Elly Schlein ha ribadito la posizione: “Quando vediamo piani di investimenti sull’autonomia strategica dobbiamo parlare anche di difesa comune, che per noi è una cosa ben diversa dal riarmo dei singoli 27 Stati membri. Il coordinatore dei riformisti Pd, l’area più critica con la segretaria, non dispera di evitare una rottura bis: “Ci sarà un momento di confronto nei gruppi parlamentari. Lo dico da capogruppo in commissione prima che da membro della segreteria. Ho dato ampia disponibilità a trovare dei punti di condivisione“.

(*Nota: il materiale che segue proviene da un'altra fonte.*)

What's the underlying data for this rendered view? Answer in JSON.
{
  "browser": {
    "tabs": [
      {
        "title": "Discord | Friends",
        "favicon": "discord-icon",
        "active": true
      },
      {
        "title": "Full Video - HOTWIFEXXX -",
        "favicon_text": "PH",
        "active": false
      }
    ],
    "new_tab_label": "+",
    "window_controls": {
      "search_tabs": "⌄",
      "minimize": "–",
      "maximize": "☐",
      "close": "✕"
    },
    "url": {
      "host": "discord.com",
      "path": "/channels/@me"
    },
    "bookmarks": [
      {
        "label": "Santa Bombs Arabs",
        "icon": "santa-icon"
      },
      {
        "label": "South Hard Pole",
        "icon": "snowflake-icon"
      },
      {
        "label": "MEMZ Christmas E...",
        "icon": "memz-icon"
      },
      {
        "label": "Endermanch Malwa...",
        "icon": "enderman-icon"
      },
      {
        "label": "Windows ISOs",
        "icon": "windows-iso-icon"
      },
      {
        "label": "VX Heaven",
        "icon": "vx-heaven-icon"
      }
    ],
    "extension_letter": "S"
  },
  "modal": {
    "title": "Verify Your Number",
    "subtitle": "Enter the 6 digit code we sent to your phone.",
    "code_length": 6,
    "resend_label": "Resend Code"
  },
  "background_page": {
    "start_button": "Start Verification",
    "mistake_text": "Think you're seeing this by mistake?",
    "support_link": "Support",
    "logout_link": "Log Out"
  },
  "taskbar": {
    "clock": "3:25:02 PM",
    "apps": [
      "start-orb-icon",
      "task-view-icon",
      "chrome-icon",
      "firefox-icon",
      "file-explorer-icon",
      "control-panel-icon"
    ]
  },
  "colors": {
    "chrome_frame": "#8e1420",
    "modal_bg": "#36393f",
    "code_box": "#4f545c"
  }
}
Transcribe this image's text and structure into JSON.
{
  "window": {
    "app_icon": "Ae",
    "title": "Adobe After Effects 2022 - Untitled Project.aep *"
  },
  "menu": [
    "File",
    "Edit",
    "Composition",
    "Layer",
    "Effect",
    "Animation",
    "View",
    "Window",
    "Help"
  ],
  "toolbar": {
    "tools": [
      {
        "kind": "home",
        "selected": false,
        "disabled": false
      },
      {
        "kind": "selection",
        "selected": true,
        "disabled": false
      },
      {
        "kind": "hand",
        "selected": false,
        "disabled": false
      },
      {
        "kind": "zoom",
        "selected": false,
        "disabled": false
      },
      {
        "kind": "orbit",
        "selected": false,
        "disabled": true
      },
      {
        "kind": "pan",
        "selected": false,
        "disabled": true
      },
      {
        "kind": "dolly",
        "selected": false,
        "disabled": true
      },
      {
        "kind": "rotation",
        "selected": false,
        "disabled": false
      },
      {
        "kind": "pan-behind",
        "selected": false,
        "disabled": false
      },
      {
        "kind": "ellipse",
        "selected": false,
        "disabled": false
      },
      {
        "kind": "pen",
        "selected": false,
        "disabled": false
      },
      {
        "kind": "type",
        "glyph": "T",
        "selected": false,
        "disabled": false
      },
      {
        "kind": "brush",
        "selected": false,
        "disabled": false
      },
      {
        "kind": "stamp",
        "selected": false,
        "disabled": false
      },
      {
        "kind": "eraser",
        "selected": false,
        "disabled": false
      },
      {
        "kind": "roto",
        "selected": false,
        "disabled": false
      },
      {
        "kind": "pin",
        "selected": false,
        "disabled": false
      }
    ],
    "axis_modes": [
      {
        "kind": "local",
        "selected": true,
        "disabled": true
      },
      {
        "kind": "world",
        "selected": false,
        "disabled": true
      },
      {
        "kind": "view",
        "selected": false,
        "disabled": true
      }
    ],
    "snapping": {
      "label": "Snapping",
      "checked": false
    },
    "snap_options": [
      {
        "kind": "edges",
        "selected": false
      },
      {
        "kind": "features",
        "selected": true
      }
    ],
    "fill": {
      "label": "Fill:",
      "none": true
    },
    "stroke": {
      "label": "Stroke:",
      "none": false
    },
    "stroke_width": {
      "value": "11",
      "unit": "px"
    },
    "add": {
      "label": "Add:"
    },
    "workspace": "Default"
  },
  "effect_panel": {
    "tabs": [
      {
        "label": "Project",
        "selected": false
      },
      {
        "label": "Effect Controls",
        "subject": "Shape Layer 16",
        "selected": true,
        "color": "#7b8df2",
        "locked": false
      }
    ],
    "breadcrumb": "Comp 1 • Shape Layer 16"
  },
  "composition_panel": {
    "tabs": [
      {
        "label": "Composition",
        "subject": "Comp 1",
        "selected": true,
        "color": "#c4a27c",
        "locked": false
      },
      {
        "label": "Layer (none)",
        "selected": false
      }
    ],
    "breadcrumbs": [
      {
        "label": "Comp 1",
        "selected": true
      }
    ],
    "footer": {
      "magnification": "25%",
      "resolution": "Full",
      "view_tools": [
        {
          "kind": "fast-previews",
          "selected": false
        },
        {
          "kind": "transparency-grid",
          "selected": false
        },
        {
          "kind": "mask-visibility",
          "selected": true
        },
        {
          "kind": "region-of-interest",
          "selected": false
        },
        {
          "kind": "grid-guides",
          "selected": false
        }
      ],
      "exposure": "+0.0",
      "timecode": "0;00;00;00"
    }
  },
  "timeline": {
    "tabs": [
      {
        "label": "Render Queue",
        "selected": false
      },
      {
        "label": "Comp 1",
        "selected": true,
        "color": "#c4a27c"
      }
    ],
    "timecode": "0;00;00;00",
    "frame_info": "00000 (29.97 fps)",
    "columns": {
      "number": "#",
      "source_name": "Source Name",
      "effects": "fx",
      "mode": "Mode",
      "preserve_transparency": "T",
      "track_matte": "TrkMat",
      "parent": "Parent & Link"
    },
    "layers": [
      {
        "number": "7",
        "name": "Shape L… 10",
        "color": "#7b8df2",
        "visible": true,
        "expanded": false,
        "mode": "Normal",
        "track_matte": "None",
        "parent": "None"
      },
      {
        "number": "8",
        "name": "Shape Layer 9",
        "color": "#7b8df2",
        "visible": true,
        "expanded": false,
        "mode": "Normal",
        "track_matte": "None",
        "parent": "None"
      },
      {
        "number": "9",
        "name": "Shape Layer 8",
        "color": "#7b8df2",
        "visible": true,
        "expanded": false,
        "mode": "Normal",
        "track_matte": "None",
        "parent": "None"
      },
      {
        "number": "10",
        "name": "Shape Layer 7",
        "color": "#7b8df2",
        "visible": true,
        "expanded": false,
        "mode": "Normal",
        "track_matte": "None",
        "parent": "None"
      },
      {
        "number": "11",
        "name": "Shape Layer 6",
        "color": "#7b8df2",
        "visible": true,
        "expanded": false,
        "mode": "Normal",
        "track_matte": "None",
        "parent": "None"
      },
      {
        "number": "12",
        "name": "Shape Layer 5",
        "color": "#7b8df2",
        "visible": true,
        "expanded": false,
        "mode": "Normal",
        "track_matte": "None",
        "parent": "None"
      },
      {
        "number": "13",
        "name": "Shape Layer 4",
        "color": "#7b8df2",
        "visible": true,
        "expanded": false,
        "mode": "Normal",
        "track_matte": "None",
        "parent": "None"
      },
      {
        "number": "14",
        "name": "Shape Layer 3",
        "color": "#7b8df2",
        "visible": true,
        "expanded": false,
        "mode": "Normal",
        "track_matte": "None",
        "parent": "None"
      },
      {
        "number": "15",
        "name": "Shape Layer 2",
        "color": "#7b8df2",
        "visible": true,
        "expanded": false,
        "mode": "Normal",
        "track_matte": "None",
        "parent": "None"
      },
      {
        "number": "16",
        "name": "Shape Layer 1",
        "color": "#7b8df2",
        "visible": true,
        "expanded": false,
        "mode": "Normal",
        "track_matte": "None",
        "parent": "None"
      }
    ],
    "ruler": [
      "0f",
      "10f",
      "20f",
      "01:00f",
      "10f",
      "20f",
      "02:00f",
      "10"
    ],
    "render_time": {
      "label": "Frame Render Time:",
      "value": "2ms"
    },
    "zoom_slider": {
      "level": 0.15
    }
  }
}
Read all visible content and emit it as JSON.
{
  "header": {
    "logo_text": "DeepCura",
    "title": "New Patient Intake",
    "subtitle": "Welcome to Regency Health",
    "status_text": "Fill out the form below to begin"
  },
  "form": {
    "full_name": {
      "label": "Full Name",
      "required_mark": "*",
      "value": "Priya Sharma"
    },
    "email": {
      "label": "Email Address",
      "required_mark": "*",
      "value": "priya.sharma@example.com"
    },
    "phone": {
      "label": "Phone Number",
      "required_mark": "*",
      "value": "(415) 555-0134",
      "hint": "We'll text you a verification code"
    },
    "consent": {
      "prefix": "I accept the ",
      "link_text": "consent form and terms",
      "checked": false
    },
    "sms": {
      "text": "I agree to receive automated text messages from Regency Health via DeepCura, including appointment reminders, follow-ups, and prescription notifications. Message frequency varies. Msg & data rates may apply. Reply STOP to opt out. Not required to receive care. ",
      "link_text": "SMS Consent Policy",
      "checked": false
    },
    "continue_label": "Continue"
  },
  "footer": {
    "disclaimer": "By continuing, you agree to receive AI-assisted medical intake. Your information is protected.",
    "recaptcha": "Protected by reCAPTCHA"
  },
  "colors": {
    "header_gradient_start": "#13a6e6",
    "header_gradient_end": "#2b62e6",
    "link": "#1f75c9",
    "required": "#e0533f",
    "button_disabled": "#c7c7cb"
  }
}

Più di un parlamentare ha chiesto a Schlein di promuovere un confronto nel Partito sulla politica estera. E già è tornata a circolare la parola Congresso. Che, viene tirata in ballo da esponenti delle fazioni sia contro sia pro Schlein. I primi a mo’ di minaccia latente di una resa dei conti, i secondi nella convinzione che da una nuova consultazione Schlein uscirebbe di nuovo vincente, e quindi rafforzata.

Riscrivere anzichè consolidare

Dario Franceschini (Foto: Saverio De Giglio © Imagoeconomica)

Come riformatore Dario Franceschini è piaciuto così tanto a quelli storici della ghenga prog da finire a suo tempo in prima pagina su Il Riformista. Dalle cui colonne, assieme a quelle di Repubblica, aveva fatto capire che c’è un Pd da riscrivere e non più un Pd da consolidare. Il che, a ben vedere, è un bel segnale ma solo per alcuni. Magari non lo è per Elly Schlein, che grazie a Franceschini è arrivata al Nazareno e che sempre grazie a lui ma nella sua versione destrutturata e destrutturante oggi vive la sindrome del federatore mancato.

Di quella che proprio non lo vuol capire che col movimentismo si è ottimi amiconi ma aggregatori d’urna scarsini. Nella sua opera di smontaggio della narrazione dem per cui tutto è pronto per briscolare le destre a furia di invocare che “Meloni venga a riferire in Parlamento” Franceschini si è dimostrato per quel che è sempre stato.

Un magnete assoluto, capace di orientare ogni bussola, ma smagnetizzabile appena sentisse l’usta di un Partito che mette cattolici e pragmatismo ai margini della scacchiera a favore di new-age e gorgheggi ideologici. E tanto efficace da far incazzare, tra i tanti, Gianni Cuperlo. Che sul Domani aveva spiegato: “Di fronte a una destra globale, diciamo pure un’internazionale oscurantista che muove all’assalto di democrazia e diritti umani calpestati, rispondere con desistenze elettorali non basta più.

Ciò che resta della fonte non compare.